Molar mass is the mass of one mole of a substance, which is the mass of 6.022 x 10^23 units (atoms, molecules, or formula units) of that substance. It is usually expressed in grams per mole (g/mol). Empirical formula mass is the mass of one mole of the simplest formula that represents the compound's composition. The empirical formula represents the simplest whole-number ratio of atoms in the compound.

The molar mass and empirical formula mass will be the same when the molecular formula of a compound is the same as its empirical formula, meaning that the compound already exists in its simplest whole-number ratio. This often occurs for ionic compounds. For example, consider table salt, which has the molecular formula NaCl. Since its empirical formula is also NaCl, its molar mass and empirical formula mass are the same.

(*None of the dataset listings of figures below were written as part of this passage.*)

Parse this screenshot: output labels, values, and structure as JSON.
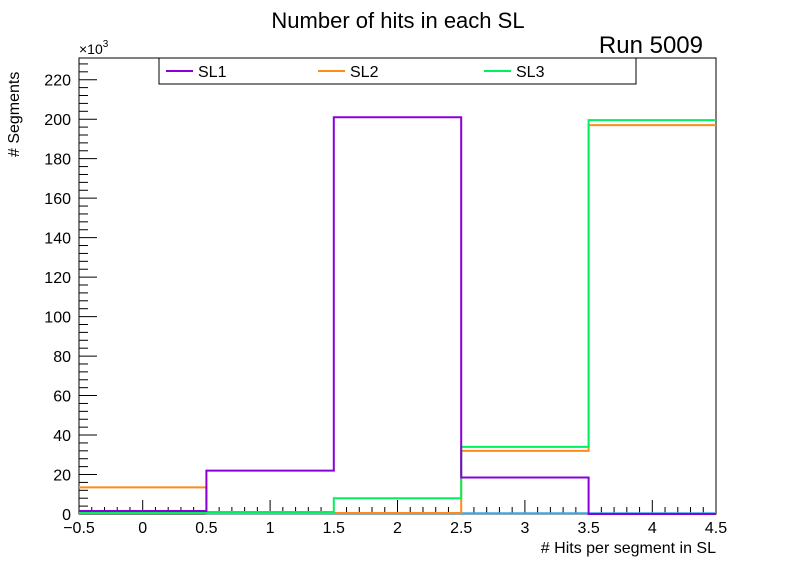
{
  "chart_data": {
    "type": "step-histogram",
    "title": "Number of hits in each SL",
    "annotation": "Run 5009",
    "xlabel": "# Hits per segment in SL",
    "ylabel": "# Segments",
    "y_multiplier": "×10",
    "y_multiplier_exp": "3",
    "xlim": [
      -0.5,
      4.5
    ],
    "ylim": [
      0,
      231
    ],
    "x_ticks": [
      "−0.5",
      "0",
      "0.5",
      "1",
      "1.5",
      "2",
      "2.5",
      "3",
      "3.5",
      "4",
      "4.5"
    ],
    "x_tick_values": [
      -0.5,
      0,
      0.5,
      1,
      1.5,
      2,
      2.5,
      3,
      3.5,
      4,
      4.5
    ],
    "y_ticks": [
      "0",
      "20",
      "40",
      "60",
      "80",
      "100",
      "120",
      "140",
      "160",
      "180",
      "200",
      "220"
    ],
    "y_tick_values": [
      0,
      20,
      40,
      60,
      80,
      100,
      120,
      140,
      160,
      180,
      200,
      220
    ],
    "bin_edges": [
      -0.5,
      0.5,
      1.5,
      2.5,
      3.5,
      4.5
    ],
    "legend_position": "top",
    "series": [
      {
        "name": "SL1",
        "color": "#8b00d9",
        "values": [
          1.5,
          22,
          201,
          18.5,
          0
        ]
      },
      {
        "name": "SL2",
        "color": "#ff8c1a",
        "values": [
          13.5,
          0.5,
          0.5,
          32,
          197
        ]
      },
      {
        "name": "SL3",
        "color": "#00f060",
        "values": [
          0.5,
          1,
          8,
          34,
          199.5
        ]
      }
    ],
    "extra_series_color": "#3da7e6"
  }
}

The molar mass and empirical formula mass will be different when the molecular formula of a compound is not the same as its empirical formula, meaning that the compound does not exist in its simplest whole-number ratio. This frequently occurs for covalent compounds. For example, consider glucose, which has the molecular formula C6H12O6. Its empirical formula is CH2O because the compound's molecular formula can be reduced to a simpler whole-number ratio of atoms. In this case, the molar mass is not equal to the empirical formula mass.

When the molar mass and empirical formula mass are different, they are related by an integer multiple. To find the multiple, divide the molar mass by the empirical formula mass, which should give a whole number result (considering reasonable experimental error). Using the glucose example from Step 3, the empirical formula mass of CH2O is 12.01 g/mol (C) + 2.02 g/mol (H) + 16.00 g/mol (O) = 30.03 g/mol. The molar mass of glucose is approximately 180.16 g/mol. Dividing the molar mass by the empirical formula mass: \[ n = \frac{180.16 \ \text{g/mol}}{30.03 \ \text{g/mol}} \approx 6 \] The whole-number multiple, n, is approximately 6. This means that the molecular formula of glucose (C6H12O6) is approximately six times the empirical formula (CH2O).